Préface
Je ne l’avais vue que comme l’ont vue toutes les foules humaines qui couvrent la terre, sur la scène, agitant d’un geste harmonieux ses voiles dans les flammes, ou changée en un grand lis, éblouissante, nous révélant une forme auguste et neuve de la beauté. J’eus l’honneur de lui être présenté à un déjeuner du « Tour du monde » à Boulogne. Je vis une dame américaine aux traits menus, aux yeux bleus comme les eaux où se mire un ciel pâle, un peu grasse, placide, souriante, fine. Je l’entendis causer : la difficulté avec laquelle elle parle le français ajoute à ses moyens d’expression sans nuire à sa vivacité ; elle l’oblige à se tenir dans le rare et dans l’exquis, à créer à chaque instant l’expression nécessaire, le tour le plus prompt et le meilleur. Le mot jaillit, la forme étrange de langage se dessine. Pour y aider, ni gestes ni mouvements ; mais seulement l’expression de ses regards clairs et changeants comme des paysages qu’on découvre sur une belle route. Et le fond de la conversation, tour à tour souriant et grave, est plein de charme et d’agrément. Cette éblouissante artiste se révèle une dame d’un sens juste et délient, douée d’une pénétration merveilleuse des âmes, qui sait découvrir la signification profonde des choses insignifiantes en apparence et voir la splendeur cachée des âmes simples. Volontiers elle peint d’un trait vif et brillant les pauvres gens en qui elle trouve quelque beauté qui les grandit et les décore. Ce n’est pas qu’elle s’attache particulièrement aux humbles, aux pauvres d’esprit. Au contraire, elle pénètre avec facilité dans les âmes les plus hautes des artistes et des savants. Je lui ai entendu dire les choses les plus fines, les plus aiguës sur Curie, Mme Curie, Auguste Rodin et sur d’autres génies instinctifs ou conscients. Elle a sans le vouloir, et peut-être sans le savoir, toute une théorie de la connaissance et toute une philosophie de l’art.

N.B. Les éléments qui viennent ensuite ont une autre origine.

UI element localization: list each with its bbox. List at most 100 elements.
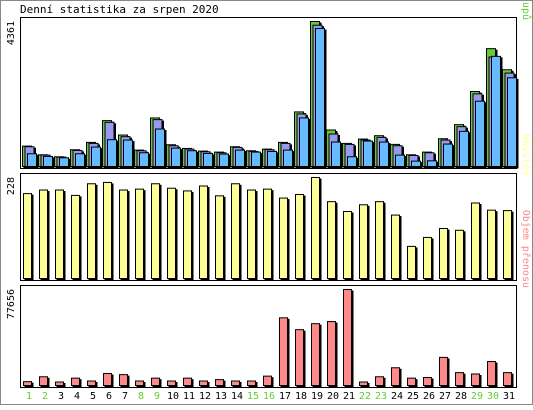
bar-kbytes-day-6 [103, 373, 112, 386]
bar-visits-day-10 [167, 187, 176, 280]
bar-visits-day-3 [55, 189, 64, 280]
bar-kbytes-day-28 [455, 372, 464, 387]
bar-pages-day-7 [123, 139, 133, 167]
bar-pages-day-9 [155, 128, 165, 167]
bar-visits-day-22 [359, 204, 368, 279]
bar-visits-day-29 [471, 202, 480, 279]
bar-pages-day-10 [171, 147, 181, 167]
bar-kbytes-day-10 [167, 380, 176, 387]
kbytes-panel: 77656 Objem přenosu [6, 210, 532, 388]
bar-kbytes-day-19 [311, 323, 320, 387]
day-label-30: 30 [487, 391, 499, 402]
bar-pages-day-22 [363, 140, 373, 168]
day-label-5: 5 [90, 391, 96, 402]
bar-visits-day-14 [231, 183, 240, 279]
day-label-17: 17 [279, 391, 291, 402]
bar-visits-day-12 [199, 185, 208, 279]
bar-kbytes-day-15 [247, 380, 256, 387]
bar-visits-day-23 [375, 201, 384, 279]
y-max-label: 77656 [6, 289, 17, 319]
bar-kbytes-day-30 [487, 361, 496, 387]
day-label-28: 28 [455, 391, 467, 402]
bar-pages-day-21 [347, 156, 357, 168]
bar-kbytes-day-7 [119, 374, 128, 387]
bar-pages-day-20 [331, 141, 341, 167]
bar-visits-day-8 [135, 188, 144, 279]
day-label-10: 10 [167, 391, 179, 402]
bar-pages-day-26 [427, 160, 437, 168]
bar-kbytes-day-16 [263, 375, 272, 386]
chart-title: Denní statistika za srpen 2020 [20, 3, 219, 16]
bar-pages-day-23 [379, 141, 389, 167]
bar-pages-day-16 [267, 150, 277, 168]
bar-pages-day-24 [395, 154, 405, 167]
bar-pages-day-31 [507, 77, 517, 167]
day-label-16: 16 [263, 391, 275, 402]
bar-pages-day-25 [411, 160, 421, 167]
day-label-9: 9 [154, 391, 160, 402]
bar-pages-day-6 [107, 139, 117, 168]
bar-pages-day-1 [27, 153, 37, 167]
day-label-26: 26 [423, 391, 435, 402]
bar-pages-day-15 [251, 151, 261, 168]
bar-pages-day-19 [315, 28, 325, 167]
day-label-27: 27 [439, 391, 451, 402]
bar-kbytes-day-29 [471, 373, 480, 386]
bar-pages-day-11 [187, 150, 197, 168]
bar-visits-day-1 [23, 193, 32, 280]
bar-pages-day-13 [219, 153, 229, 168]
panel-frame [20, 285, 517, 388]
bar-visits-day-21 [343, 211, 352, 279]
day-label-6: 6 [106, 391, 112, 402]
panel-legend: Stránek/Souborů/Přístupů [520, 0, 532, 20]
bar-kbytes-day-14 [231, 380, 240, 387]
bar-kbytes-day-3 [55, 381, 64, 386]
bar-visits-day-25 [407, 245, 416, 279]
visits-panel: 228 Návštěv [6, 134, 532, 281]
day-label-20: 20 [327, 391, 339, 402]
day-label-19: 19 [311, 391, 323, 402]
bar-pages-day-12 [203, 152, 213, 168]
bar-kbytes-day-18 [295, 329, 304, 386]
bar-kbytes-day-27 [439, 356, 448, 386]
day-label-3: 3 [58, 391, 64, 402]
bar-kbytes-day-21 [343, 289, 352, 386]
bar-pages-day-27 [443, 143, 453, 167]
pages-files-hits-panel: 4361 Stránek/Souborů/Přístupů [6, 0, 532, 169]
bar-kbytes-day-12 [199, 380, 208, 387]
bar-pages-day-8 [139, 152, 149, 168]
day-label-8: 8 [138, 391, 144, 402]
bar-kbytes-day-1 [23, 381, 32, 386]
bar-kbytes-day-26 [423, 377, 432, 387]
bar-visits-day-15 [247, 189, 256, 280]
bar-kbytes-day-8 [135, 380, 144, 387]
bar-visits-day-4 [71, 194, 80, 279]
bar-visits-day-6 [103, 181, 112, 279]
day-label-2: 2 [42, 391, 48, 402]
bar-visits-day-13 [215, 195, 224, 279]
bar-visits-day-2 [39, 189, 48, 280]
day-label-29: 29 [471, 391, 483, 402]
day-label-25: 25 [407, 391, 419, 402]
bar-kbytes-day-11 [183, 377, 192, 387]
legend-entry: Návštěv [520, 134, 532, 176]
bar-visits-day-24 [391, 214, 400, 279]
bar-kbytes-day-23 [375, 376, 384, 386]
day-label-4: 4 [74, 391, 80, 402]
bar-kbytes-day-25 [407, 377, 416, 387]
day-label-13: 13 [215, 391, 227, 402]
bar-visits-day-27 [439, 228, 448, 279]
bar-kbytes-day-22 [359, 381, 368, 386]
bar-kbytes-day-9 [151, 377, 160, 387]
bar-visits-day-26 [423, 236, 432, 280]
day-label-11: 11 [183, 391, 195, 402]
bar-kbytes-day-31 [503, 372, 512, 387]
bar-visits-day-19 [311, 177, 320, 279]
bar-kbytes-day-24 [391, 367, 400, 386]
day-label-12: 12 [199, 391, 211, 402]
bar-pages-day-2 [43, 155, 53, 167]
day-label-14: 14 [231, 391, 243, 402]
day-label-23: 23 [375, 391, 387, 402]
bar-pages-day-14 [235, 149, 245, 168]
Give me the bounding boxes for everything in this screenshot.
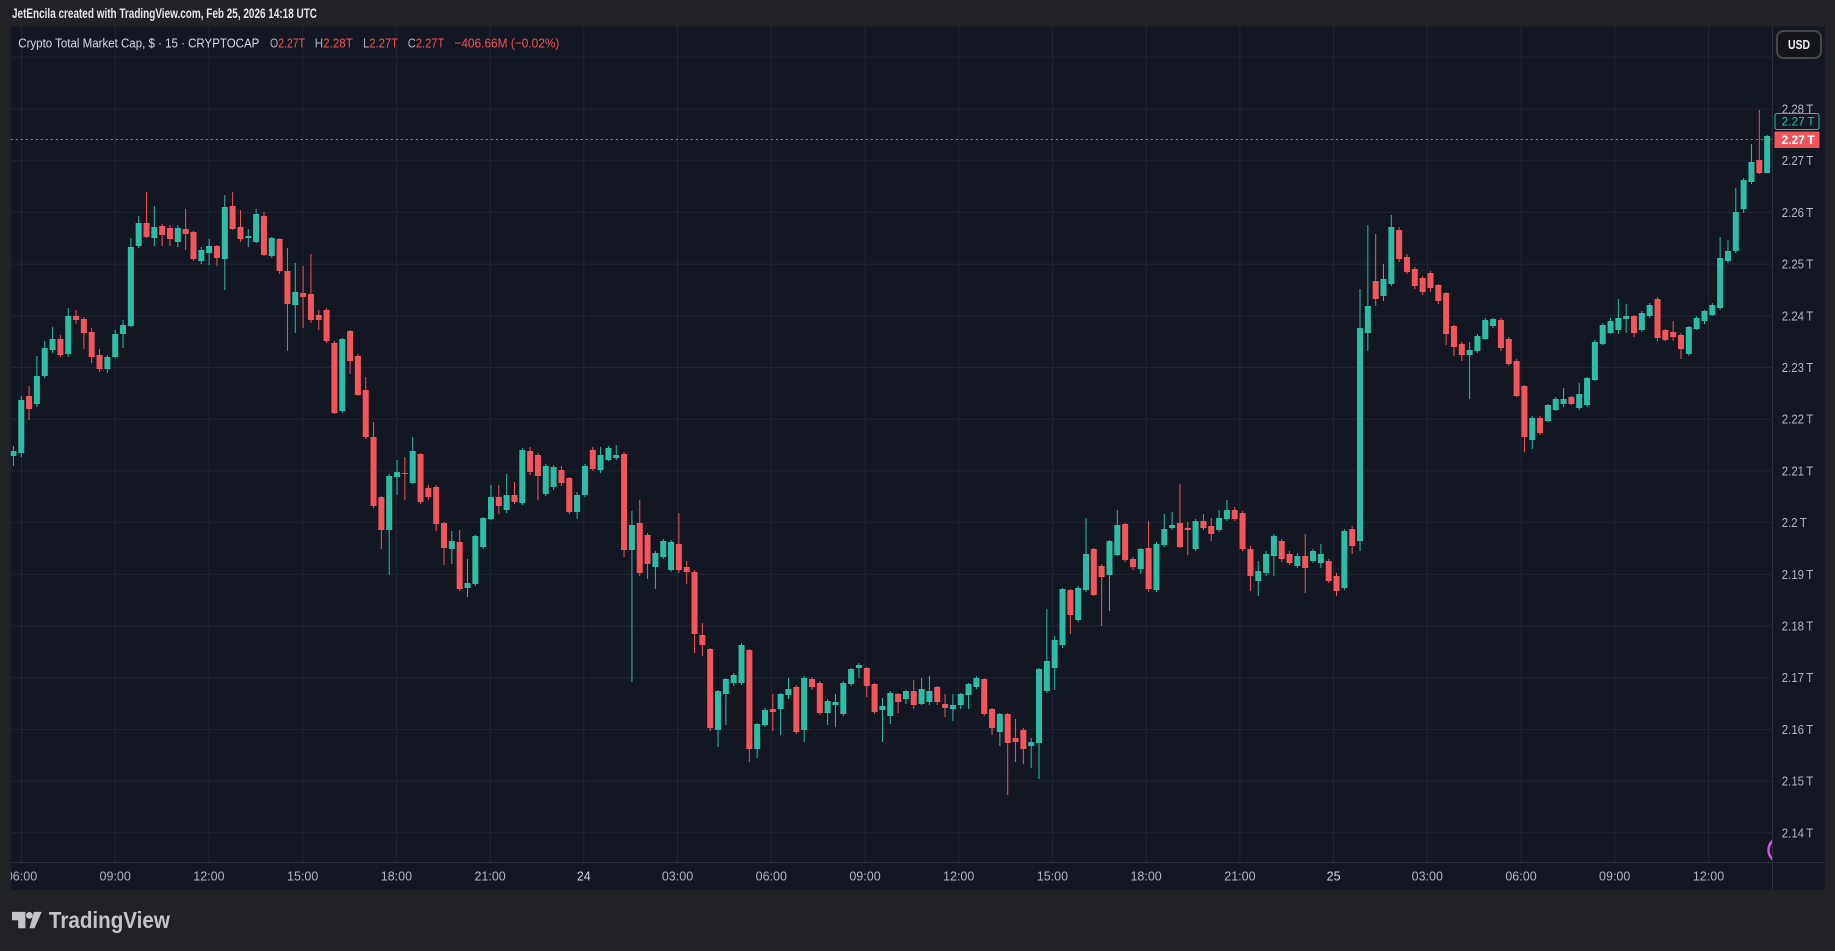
svg-text:06:00: 06:00: [6, 870, 37, 884]
svg-text:2.19 T: 2.19 T: [1782, 567, 1814, 582]
svg-text:2.28 T: 2.28 T: [1782, 102, 1814, 117]
svg-text:2.15 T: 2.15 T: [1782, 774, 1814, 789]
svg-text:18:00: 18:00: [381, 870, 412, 884]
svg-text:06:00: 06:00: [756, 870, 787, 884]
svg-text:TradingView: TradingView: [49, 907, 171, 933]
svg-text:2.27 T: 2.27 T: [1782, 115, 1816, 129]
svg-text:L2.27T: L2.27T: [363, 36, 398, 51]
svg-text:15:00: 15:00: [1037, 870, 1068, 884]
svg-text:2.23 T: 2.23 T: [1782, 360, 1814, 375]
svg-text:2.27 T: 2.27 T: [1782, 133, 1816, 147]
svg-text:2.2 T: 2.2 T: [1782, 515, 1807, 530]
svg-text:21:00: 21:00: [474, 870, 505, 884]
svg-text:03:00: 03:00: [1412, 870, 1443, 884]
svg-text:09:00: 09:00: [1599, 870, 1630, 884]
svg-text:2.14 T: 2.14 T: [1782, 825, 1814, 840]
svg-text:O2.27T: O2.27T: [270, 36, 305, 51]
svg-text:15:00: 15:00: [287, 870, 318, 884]
svg-text:USD: USD: [1788, 37, 1810, 52]
svg-text:2.18 T: 2.18 T: [1782, 619, 1814, 634]
svg-text:09:00: 09:00: [100, 870, 131, 884]
svg-text:12:00: 12:00: [1693, 870, 1724, 884]
svg-text:2.25 T: 2.25 T: [1782, 257, 1814, 272]
svg-text:2.24 T: 2.24 T: [1782, 308, 1814, 323]
svg-text:12:00: 12:00: [943, 870, 974, 884]
svg-text:C2.27T: C2.27T: [408, 36, 445, 51]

Mais le sujet de conversation qui lui est le plus cher, le plus familier, je dirai même le plus intime, c’est la recherche du divin. Faut-il y reconnaître un caractère de la race anglo-saxonne, ou l’effet d’une éducation protestante ou bien une disposition particulière que rien n’explique ? Je ne sais. Mais elle est profondément religieuse, avec un esprit d’examen très aigu et un souci perpétuel de la destinée humaine. Sous toutes sortes de formes ; de toutes sortes de manières, elle m’a interrogé sur la cause et la fin des choses. Je n’ai pas besoin de dire qu’aucune de mes réponses n’était pour la contenter. Pourtant elle a accueilli mes doutes d’un air serein, en souriant à l’abîme. Car elle est vraiment une gentille créature.
Sentir ? Comprendre ? Elle est merveilleusement intelligente. Elle est encore plus merveilleusement instinctive. Riche de tant de dons naturels, elle aurait pu faire une savante. Je lui ai entendu tenir un langage très « compréhensif » sur divers sujets d’astronomie, de chimie, de physiologie. Mais en elle l’inconscient l’emporte. C’est une artiste.
Je n’ai pu résister au plaisir de rappeler ma rencontre avec cette femme extraordinaire et charmante. Quelle rare aventure ! Vous admirez de loin, en rêve, une figure aérienne, comparable en grâce à ces danseuses qu’on voit, sur les peintures de Pompeï, flotter dans leurs voiles légers. Un jour vous retrouverez cette apparition dans la réalité de la vie, éteinte et cachée sous ces voiles plus épais dont s’enveloppent les mortels, et vous vous apercevrez que c’est une personne pleine d’esprit et de cœur, une âme un peu mystique, philosophique, religieuse, très haute, très riante et très noble.
Voilà au naturel cette Loïe Fuller en qui notre Roger Marx a salué la plus chaste et la plus expressive des danseuses, la belle inspirée qui retrouva en elle et nous rendit les merveilles perdues de la mimique grecque, l’art de ces mouvements à la fois voluptueux et mystiques qui interprêtent les phénomènes de la nature et les métamorphoses des êtres.